Charity hosts hustings to highlight global impact of aid

Dec 06, 2019

The electoral candidates for Milton Keynes North, pictured at World Vision UK headquarters in Milton Keynes

THE ELECTORAL candidates for the Milton Keynes North constituency are pictured at a hustings hosted by the international children’s charity World Vision UK at its headquarters in the city.

Ahead of Thursday’s vote, Aisha Mir (Liberal Democrat), Charlynne Pullen, (Labour), Catherine Rose, (Green) and Ben Everitt (Conservative) answered questions from potential constituents and learned more about the global impact of World Vision’s work. 

World Vision’s chief executive Tim Pilkington said: “It is vital for us to maintain strong relationships with people in a position to deliver change for the children we serve around the world, including our MP. It is great to see those standing to be our local Member of Parliament taking an interest in the work that we do.” 

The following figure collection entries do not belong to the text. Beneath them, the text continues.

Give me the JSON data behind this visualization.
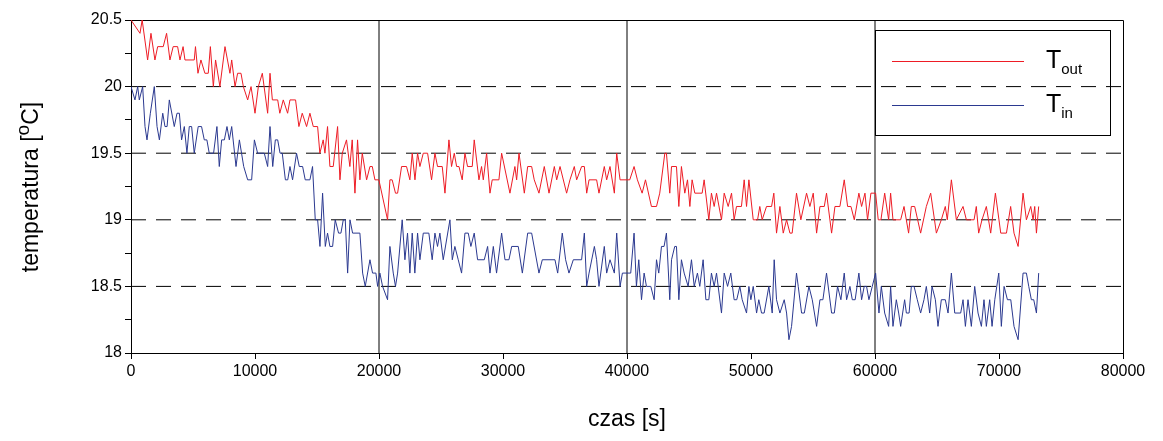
{
  "chart_data": {
    "type": "line",
    "xlabel": "czas [s]",
    "ylabel": "temperatura [$^{o}$C]",
    "xlim": [
      0,
      80000
    ],
    "xticks": [
      0,
      10000,
      20000,
      30000,
      40000,
      50000,
      60000,
      70000,
      80000
    ],
    "ylim": [
      18,
      20.5
    ],
    "yticks": [
      18,
      {
        "value": 18.25,
        "label": null
      },
      18.5,
      {
        "value": 18.75,
        "label": null
      },
      19,
      {
        "value": 19.25,
        "label": null
      },
      19.5,
      {
        "value": 19.75,
        "label": null
      },
      20,
      {
        "value": 20.25,
        "label": null
      },
      20.5
    ],
    "grid": "y",
    "legend": "top right",
    "marker": "none",
    "ref_lines": [
      {
        "axis": "x",
        "value": 20000,
        "color": "#000000",
        "line_style": "solid"
      },
      {
        "axis": "x",
        "value": 40000,
        "color": "#000000",
        "line_style": "solid"
      },
      {
        "axis": "x",
        "value": 60000,
        "color": "#000000",
        "line_style": "solid"
      }
    ],
    "series": [
      {
        "name": "T$_{out}$",
        "color": "#ee1c25",
        "x": [
          0,
          725,
          900,
          1340,
          1610,
          1930,
          2150,
          2600,
          2870,
          3140,
          3400,
          3760,
          3950,
          4200,
          4350,
          5100,
          5200,
          5400,
          5640,
          5960,
          6230,
          6400,
          6640,
          6820,
          7170,
          7580,
          7980,
          8120,
          8390,
          8600,
          8870,
          9060,
          9410,
          9680,
          10000,
          10270,
          10590,
          11020,
          11210,
          11400,
          11830,
          12000,
          12280,
          12630,
          12820,
          13270,
          13540,
          13810,
          14160,
          14430,
          14700,
          15050,
          15230,
          15500,
          15640,
          15850,
          16040,
          16310,
          16660,
          16850,
          17040,
          17380,
          17650,
          17840,
          18060,
          18270,
          18460,
          18650,
          19000,
          19270,
          19460,
          19670,
          19990,
          20690,
          20880,
          21060,
          21330,
          21500,
          21820,
          22220,
          22490,
          22680,
          22900,
          23110,
          23300,
          23570,
          23920,
          24240,
          24510,
          24720,
          25100,
          25320,
          25640,
          25850,
          26070,
          26260,
          26450,
          26710,
          26930,
          27140,
          27520,
          27680,
          28060,
          28270,
          28410,
          28680,
          28950,
          29130,
          29670,
          29890,
          30560,
          30960,
          31100,
          31290,
          31720,
          31990,
          32310,
          32520,
          32900,
          33330,
          33710,
          34140,
          34330,
          34600,
          35130,
          35400,
          35750,
          35940,
          36340,
          36560,
          36750,
          36940,
          37550,
          37740,
          38170,
          38360,
          38630,
          38980,
          39170,
          39440,
          40220,
          40570,
          40840,
          41220,
          41490,
          41970,
          42380,
          42640,
          43050,
          43180,
          43450,
          43590,
          43990,
          44180,
          44390,
          44660,
          44880,
          45070,
          45250,
          45470,
          46060,
          46220,
          46600,
          46810,
          47030,
          47220,
          47620,
          47840,
          48160,
          48430,
          48640,
          48830,
          49230,
          49450,
          49640,
          49830,
          50180,
          50530,
          50710,
          50900,
          51250,
          51660,
          51840,
          52060,
          52330,
          52600,
          52870,
          53140,
          53320,
          53670,
          54020,
          54480,
          54750,
          55020,
          55290,
          55560,
          55910,
          56090,
          56500,
          56770,
          57170,
          57520,
          57790,
          58060,
          58330,
          58700,
          58920,
          59190,
          59400,
          59670,
          60050,
          60260,
          60480,
          60780,
          61100,
          61260,
          61450,
          62070,
          62340,
          62710,
          62930,
          63200,
          63680,
          64140,
          64490,
          64950,
          65350,
          65670,
          65830,
          66160,
          66560,
          67100,
          67370,
          67990,
          68170,
          68360,
          68630,
          68980,
          69330,
          69710,
          70140,
          70600,
          70940,
          71210,
          71540,
          71940,
          72210,
          72560,
          72750,
          72880,
          73020,
          73200
        ],
        "values": [
          20.5,
          20.4,
          20.5,
          20.2,
          20.4,
          20.2,
          20.3,
          20.3,
          20.4,
          20.2,
          20.3,
          20.3,
          20.2,
          20.3,
          20.2,
          20.2,
          20.3,
          20.1,
          20.2,
          20.1,
          20.1,
          20.3,
          20.0,
          20.2,
          20.0,
          20.3,
          20.1,
          20.2,
          20.0,
          20.1,
          20.1,
          20.0,
          19.9,
          20.0,
          19.8,
          20.0,
          20.1,
          19.8,
          20.1,
          19.9,
          19.9,
          19.8,
          19.9,
          19.8,
          19.9,
          19.9,
          19.7,
          19.8,
          19.7,
          19.8,
          19.7,
          19.7,
          19.5,
          19.6,
          19.5,
          19.7,
          19.4,
          19.4,
          19.7,
          19.3,
          19.5,
          19.6,
          19.4,
          19.6,
          19.2,
          19.6,
          19.3,
          19.5,
          19.3,
          19.4,
          19.4,
          19.3,
          19.3,
          19.0,
          19.3,
          19.3,
          19.2,
          19.2,
          19.4,
          19.4,
          19.3,
          19.5,
          19.3,
          19.5,
          19.4,
          19.5,
          19.5,
          19.3,
          19.5,
          19.4,
          19.4,
          19.2,
          19.6,
          19.4,
          19.5,
          19.4,
          19.4,
          19.3,
          19.5,
          19.4,
          19.4,
          19.6,
          19.3,
          19.4,
          19.3,
          19.5,
          19.2,
          19.3,
          19.3,
          19.5,
          19.2,
          19.4,
          19.3,
          19.5,
          19.2,
          19.4,
          19.4,
          19.3,
          19.2,
          19.4,
          19.2,
          19.4,
          19.3,
          19.4,
          19.2,
          19.3,
          19.4,
          19.3,
          19.4,
          19.4,
          19.2,
          19.3,
          19.3,
          19.2,
          19.4,
          19.3,
          19.4,
          19.2,
          19.5,
          19.3,
          19.3,
          19.4,
          19.3,
          19.2,
          19.3,
          19.1,
          19.1,
          19.2,
          19.5,
          19.5,
          19.2,
          19.4,
          19.4,
          19.1,
          19.4,
          19.2,
          19.3,
          19.1,
          19.3,
          19.2,
          19.2,
          19.3,
          19.0,
          19.2,
          19.1,
          19.2,
          19.0,
          19.2,
          19.1,
          19.2,
          19.0,
          19.1,
          19.1,
          19.3,
          19.1,
          19.3,
          19.0,
          19.0,
          19.1,
          19.0,
          19.1,
          19.1,
          19.2,
          18.9,
          19.1,
          18.9,
          19.0,
          18.9,
          18.9,
          19.2,
          19.0,
          19.2,
          19.1,
          19.2,
          18.9,
          19.1,
          19.1,
          19.2,
          18.9,
          19.1,
          19.1,
          19.3,
          19.1,
          19.1,
          19.0,
          19.2,
          19.1,
          19.2,
          19.0,
          19.2,
          19.2,
          19.0,
          19.0,
          19.2,
          19.0,
          19.2,
          19.0,
          19.0,
          19.1,
          18.9,
          19.1,
          19.1,
          18.9,
          19.1,
          19.2,
          18.9,
          19.0,
          19.1,
          19.0,
          19.3,
          19.0,
          19.1,
          19.0,
          19.0,
          19.1,
          18.9,
          19.0,
          19.1,
          18.9,
          19.2,
          18.9,
          18.9,
          19.1,
          18.9,
          18.8,
          19.2,
          19.0,
          19.1,
          19.0,
          19.1,
          18.9,
          19.1
        ]
      },
      {
        "name": "T$_{in}$",
        "color": "#2b3990",
        "x": [
          0,
          320,
          540,
          670,
          940,
          1130,
          1290,
          1560,
          1880,
          2100,
          2290,
          2560,
          2740,
          2910,
          3090,
          3490,
          3710,
          3900,
          4080,
          4300,
          4510,
          4700,
          4890,
          5100,
          5420,
          5690,
          5910,
          6120,
          6310,
          6660,
          6930,
          7120,
          7310,
          7530,
          7740,
          7930,
          8120,
          8470,
          8740,
          9090,
          9410,
          9730,
          9950,
          10210,
          10750,
          11020,
          11210,
          11430,
          11640,
          11830,
          12020,
          12200,
          12450,
          12640,
          12820,
          13030,
          13350,
          13570,
          13840,
          14050,
          14430,
          14640,
          14860,
          15050,
          15240,
          15450,
          15670,
          15850,
          16040,
          16260,
          16470,
          16740,
          16930,
          17120,
          17280,
          17470,
          17660,
          17870,
          18460,
          18680,
          18890,
          19270,
          19480,
          19750,
          19890,
          20070,
          20290,
          20690,
          20880,
          21150,
          21330,
          21500,
          21870,
          22090,
          22300,
          22490,
          22680,
          22890,
          23110,
          23300,
          23570,
          24020,
          24290,
          24510,
          24720,
          24910,
          25180,
          25720,
          25910,
          26120,
          26390,
          26660,
          26930,
          27200,
          27410,
          27680,
          27950,
          28490,
          28760,
          28950,
          29220,
          29480,
          29890,
          30160,
          30480,
          30700,
          31230,
          31560,
          31990,
          32310,
          32900,
          33170,
          34190,
          34410,
          34780,
          35050,
          35320,
          35670,
          36340,
          36560,
          36750,
          36940,
          37370,
          37550,
          37740,
          38170,
          38360,
          38630,
          38980,
          39170,
          39440,
          39630,
          40300,
          40570,
          40760,
          40950,
          41170,
          41380,
          41570,
          41920,
          42190,
          42380,
          42560,
          42780,
          42990,
          43180,
          43450,
          43590,
          43850,
          43990,
          44180,
          44390,
          44610,
          44930,
          45200,
          45420,
          45680,
          45870,
          46140,
          46360,
          46600,
          46810,
          47030,
          47220,
          47620,
          47840,
          48110,
          48370,
          48640,
          48850,
          49100,
          49290,
          49640,
          49830,
          49990,
          50180,
          50450,
          50630,
          50850,
          51060,
          51440,
          51710,
          51870,
          52060,
          52330,
          52680,
          52870,
          53060,
          53270,
          53670,
          53810,
          54080,
          54300,
          54670,
          54940,
          55290,
          55560,
          55800,
          56090,
          56500,
          56720,
          56980,
          57250,
          57520,
          57710,
          57980,
          58170,
          58400,
          58700,
          58920,
          59130,
          59320,
          59510,
          59780,
          60050,
          60320,
          60510,
          60780,
          61100,
          61260,
          61450,
          61720,
          61910,
          62070,
          62390,
          62530,
          62750,
          62930,
          63150,
          63410,
          63680,
          63950,
          64140,
          64410,
          64600,
          64870,
          65080,
          65350,
          65670,
          65890,
          66160,
          66430,
          66910,
          67100,
          67290,
          67500,
          67770,
          68040,
          68310,
          68580,
          68790,
          68980,
          69250,
          69440,
          69660,
          69980,
          70190,
          70410,
          70680,
          70950,
          71210,
          71540,
          71940,
          72210,
          72400,
          72610,
          72800,
          73020,
          73200
        ],
        "values": [
          20.0,
          19.9,
          20.0,
          19.9,
          20.0,
          19.7,
          19.6,
          19.8,
          20.0,
          19.7,
          19.6,
          19.8,
          19.7,
          19.7,
          19.9,
          19.7,
          19.8,
          19.8,
          19.6,
          19.7,
          19.5,
          19.7,
          19.7,
          19.5,
          19.7,
          19.7,
          19.6,
          19.6,
          19.5,
          19.5,
          19.7,
          19.4,
          19.6,
          19.6,
          19.7,
          19.6,
          19.7,
          19.4,
          19.6,
          19.4,
          19.3,
          19.3,
          19.6,
          19.5,
          19.5,
          19.4,
          19.7,
          19.4,
          19.6,
          19.6,
          19.5,
          19.5,
          19.3,
          19.3,
          19.4,
          19.3,
          19.5,
          19.4,
          19.4,
          19.3,
          19.3,
          19.4,
          19.0,
          19.0,
          18.8,
          19.2,
          18.8,
          18.9,
          18.8,
          18.8,
          19.0,
          18.9,
          18.9,
          19.0,
          19.0,
          18.6,
          19.0,
          18.9,
          18.9,
          18.6,
          18.5,
          18.7,
          18.6,
          18.6,
          18.5,
          18.6,
          18.5,
          18.4,
          18.8,
          18.6,
          18.5,
          18.6,
          19.0,
          18.7,
          18.9,
          18.6,
          18.9,
          18.6,
          18.9,
          18.7,
          18.9,
          18.9,
          18.7,
          18.9,
          18.8,
          18.9,
          18.7,
          19.0,
          18.7,
          18.8,
          18.7,
          18.6,
          18.9,
          18.9,
          18.8,
          18.9,
          18.7,
          18.7,
          18.8,
          18.6,
          18.8,
          18.6,
          18.9,
          18.7,
          18.7,
          18.8,
          18.8,
          18.6,
          18.9,
          18.9,
          18.6,
          18.7,
          18.7,
          18.6,
          18.9,
          18.7,
          18.6,
          18.7,
          18.7,
          18.9,
          18.5,
          18.6,
          18.8,
          18.7,
          18.5,
          18.8,
          18.6,
          18.7,
          18.6,
          18.9,
          18.5,
          18.6,
          18.6,
          18.9,
          18.5,
          18.7,
          18.4,
          18.6,
          18.5,
          18.5,
          18.4,
          18.7,
          18.6,
          18.8,
          18.8,
          18.9,
          18.4,
          18.7,
          18.8,
          18.8,
          18.4,
          18.7,
          18.6,
          18.5,
          18.7,
          18.5,
          18.6,
          18.5,
          18.7,
          18.4,
          18.4,
          18.6,
          18.5,
          18.6,
          18.3,
          18.6,
          18.5,
          18.6,
          18.4,
          18.4,
          18.5,
          18.4,
          18.3,
          18.5,
          18.4,
          18.5,
          18.3,
          18.4,
          18.3,
          18.3,
          18.5,
          18.3,
          18.7,
          18.4,
          18.3,
          18.4,
          18.3,
          18.1,
          18.2,
          18.6,
          18.5,
          18.3,
          18.3,
          18.5,
          18.4,
          18.2,
          18.4,
          18.4,
          18.6,
          18.3,
          18.3,
          18.5,
          18.4,
          18.6,
          18.4,
          18.5,
          18.4,
          18.4,
          18.6,
          18.4,
          18.5,
          18.5,
          18.4,
          18.5,
          18.6,
          18.3,
          18.5,
          18.3,
          18.2,
          18.5,
          18.2,
          18.4,
          18.3,
          18.2,
          18.4,
          18.3,
          18.3,
          18.5,
          18.5,
          18.4,
          18.3,
          18.4,
          18.5,
          18.3,
          18.5,
          18.4,
          18.2,
          18.4,
          18.4,
          18.3,
          18.6,
          18.3,
          18.3,
          18.4,
          18.2,
          18.4,
          18.2,
          18.5,
          18.3,
          18.2,
          18.4,
          18.2,
          18.4,
          18.2,
          18.4,
          18.6,
          18.2,
          18.5,
          18.4,
          18.4,
          18.2,
          18.1,
          18.6,
          18.6,
          18.5,
          18.4,
          18.4,
          18.3,
          18.6
        ]
      }
    ]
  }
}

World Vision is calling on all general election candidates to ensure the UK government continues to spend 0.7% of its Gross National Income on international aid. The charity is also urging candidates to keep the UK’s Department for International Development independent and prioritise ending violence against children in emergencies. 

Mr Pilkington said: “UK aid plays a vital role in our efforts to reach the world’s most vulnerable children, including saving children’s lives in some of the harshest places.

“The generosity of the UK public has enabled World Vision and other partners to bring relief to those in dire humanitarian crises. It has also helped lift millions of people out of poverty and provide access to health services and education.

“We have long been proud to be based in Milton Keynes and look forward to working with our next MP for Milton Keynes North.” 

World Vision UK was set up in 1982 in response to the Ethiopian famine and moved to Milton Keynes in 1997, where the organisation employs around 250 staff. 

A recent highlight of the charity’s work was a campaign to empower neglected girls all over the world by helping them access education and reach their full potential. This campaign resulted in the British public sponsoring and changing the lives of over 1,000 girls.